Guido Verbeck

Guido Herman Fridolin Verbeck, auch Verbeek (* 28. Januar 1830 in Zeist, Niederlande; † 10. Mai 1898 in Tokio) war ein Missionar, der als Lehrer und Ratgeber einen großen Einfluss auf Japan in der frühen Meiji-Zeit ausübte.

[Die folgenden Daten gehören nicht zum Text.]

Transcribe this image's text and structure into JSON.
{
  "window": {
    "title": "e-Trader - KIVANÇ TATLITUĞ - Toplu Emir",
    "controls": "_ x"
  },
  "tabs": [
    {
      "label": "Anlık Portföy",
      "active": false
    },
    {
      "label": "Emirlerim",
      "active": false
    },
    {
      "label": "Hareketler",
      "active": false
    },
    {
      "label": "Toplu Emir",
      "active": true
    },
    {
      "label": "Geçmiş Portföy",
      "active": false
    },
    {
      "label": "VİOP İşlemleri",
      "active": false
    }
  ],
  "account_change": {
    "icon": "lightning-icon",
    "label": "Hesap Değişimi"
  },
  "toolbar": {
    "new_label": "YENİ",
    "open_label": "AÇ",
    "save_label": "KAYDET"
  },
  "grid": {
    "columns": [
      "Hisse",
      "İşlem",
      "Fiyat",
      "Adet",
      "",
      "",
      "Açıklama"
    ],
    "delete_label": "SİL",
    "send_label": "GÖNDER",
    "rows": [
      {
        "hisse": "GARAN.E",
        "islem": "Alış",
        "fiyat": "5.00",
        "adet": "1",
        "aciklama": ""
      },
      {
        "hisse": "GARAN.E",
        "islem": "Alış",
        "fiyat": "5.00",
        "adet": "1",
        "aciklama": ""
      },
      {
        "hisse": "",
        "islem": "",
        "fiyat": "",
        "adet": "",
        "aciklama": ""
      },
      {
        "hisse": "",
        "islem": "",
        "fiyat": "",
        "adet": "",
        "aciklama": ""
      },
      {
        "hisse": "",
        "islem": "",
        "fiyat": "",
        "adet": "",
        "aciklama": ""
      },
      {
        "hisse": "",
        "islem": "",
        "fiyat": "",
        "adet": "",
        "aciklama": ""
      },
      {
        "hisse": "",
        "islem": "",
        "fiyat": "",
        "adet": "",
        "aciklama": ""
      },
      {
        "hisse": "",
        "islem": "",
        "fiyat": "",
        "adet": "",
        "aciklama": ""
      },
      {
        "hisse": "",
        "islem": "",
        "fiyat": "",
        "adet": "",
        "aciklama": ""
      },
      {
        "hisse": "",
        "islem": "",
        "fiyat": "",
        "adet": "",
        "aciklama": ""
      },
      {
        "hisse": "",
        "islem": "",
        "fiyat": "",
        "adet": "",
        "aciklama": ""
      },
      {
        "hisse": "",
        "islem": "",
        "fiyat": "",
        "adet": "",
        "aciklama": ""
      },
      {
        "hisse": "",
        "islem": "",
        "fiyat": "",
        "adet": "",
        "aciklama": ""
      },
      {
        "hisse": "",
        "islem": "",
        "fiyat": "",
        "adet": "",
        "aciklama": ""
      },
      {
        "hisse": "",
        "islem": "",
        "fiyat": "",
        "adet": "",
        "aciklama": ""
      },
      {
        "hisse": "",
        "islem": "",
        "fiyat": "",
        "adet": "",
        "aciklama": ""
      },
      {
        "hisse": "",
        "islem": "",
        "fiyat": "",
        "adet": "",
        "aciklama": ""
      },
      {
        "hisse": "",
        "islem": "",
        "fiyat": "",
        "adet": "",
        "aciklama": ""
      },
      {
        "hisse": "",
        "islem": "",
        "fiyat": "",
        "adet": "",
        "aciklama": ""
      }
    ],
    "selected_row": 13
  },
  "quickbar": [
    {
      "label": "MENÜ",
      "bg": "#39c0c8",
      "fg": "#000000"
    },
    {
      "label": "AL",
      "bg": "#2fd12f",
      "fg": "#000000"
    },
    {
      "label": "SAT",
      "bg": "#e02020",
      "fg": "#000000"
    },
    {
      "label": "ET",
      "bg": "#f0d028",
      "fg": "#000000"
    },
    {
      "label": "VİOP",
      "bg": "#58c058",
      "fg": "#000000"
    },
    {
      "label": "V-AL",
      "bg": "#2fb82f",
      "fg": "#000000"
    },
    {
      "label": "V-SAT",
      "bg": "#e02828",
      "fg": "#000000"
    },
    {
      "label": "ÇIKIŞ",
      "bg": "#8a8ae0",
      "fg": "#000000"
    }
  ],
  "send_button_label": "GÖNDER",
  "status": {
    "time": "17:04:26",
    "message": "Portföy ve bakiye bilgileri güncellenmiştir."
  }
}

Guido Herman Fridolin Verbeck, 1868
Verbeck in Japan[1]
Die Missionare Guido Verbeck, Samuel Robbins Brown und Duane B. Simmons
Guido Herman Fridolin Verbeck und seine Schüler in Nagasaki (Foto von Ueno Hikoma, ca. 1868)

Kindheit und Jugend

Verbeck wurde als sechstes von acht Kindern des Ehepaars Karl und Anna Maria Verbeck in der niederländischen Stadt Zeist geboren. Seine Familie gehörte der Herrnhuter Brüdergemeine (Unitas Fratrum) an. Nach Abschluss der Schulausbildung begann er ein Studium der Ingenieurwissenschaften am Polytechnischen Institut in Utrecht.

USA

Im Alter von 22 Jahren reiste er auf Einladung eines Schwagers in die Vereinigten Staaten, wo er rund ein Jahr in einer von den Herrnhutern gegründeten Schmiede in Green Bay (Wisconsin) arbeitete. Während dieser Zeit änderte er die Schreibweise seines Namens von „Verbeek“ zu Verbeck. Um mehr von Amerika zu sehen, zog er weiter nach Brooklyn (New York) und von dort nach Helena in Arkansas, wo er als Ingenieur arbeitete. Das Leben der Sklaven auf den Plantagen bewegte ihn tief, ebenso die Lehren des Predigers H.W. Beecher.[Anm. 1] Nachdem er 1854 eine Cholera mit knapper Not überlebt hatte, ging er 1855 auf ein theologisches Seminar in Auburn (New York).

Nagasaki

Während seiner Ausbildung gab die japanische Regierung mehr und mehr Häfen für die Anlandung von Ausländern frei. 1859 wurde auch Nagasaki geöffnet. Im März schloss Verbeck seine Ausbildung in Auburn ab und wurde Missionar der Niederländisch-reformierten Kirche. Im April heiratete er Maria Manion, kurz darauf setzte das Paar nach Shanghai über. Von hier aus reiste er alleine weiter und traf im November in Nagasaki ein. Hier lebte er zunächst im Sōfuku-Tempel (Sōfuku-ji). Nachdem er eine geeignete Residenz anmieten konnte, traf im Dezember seine Frau ein.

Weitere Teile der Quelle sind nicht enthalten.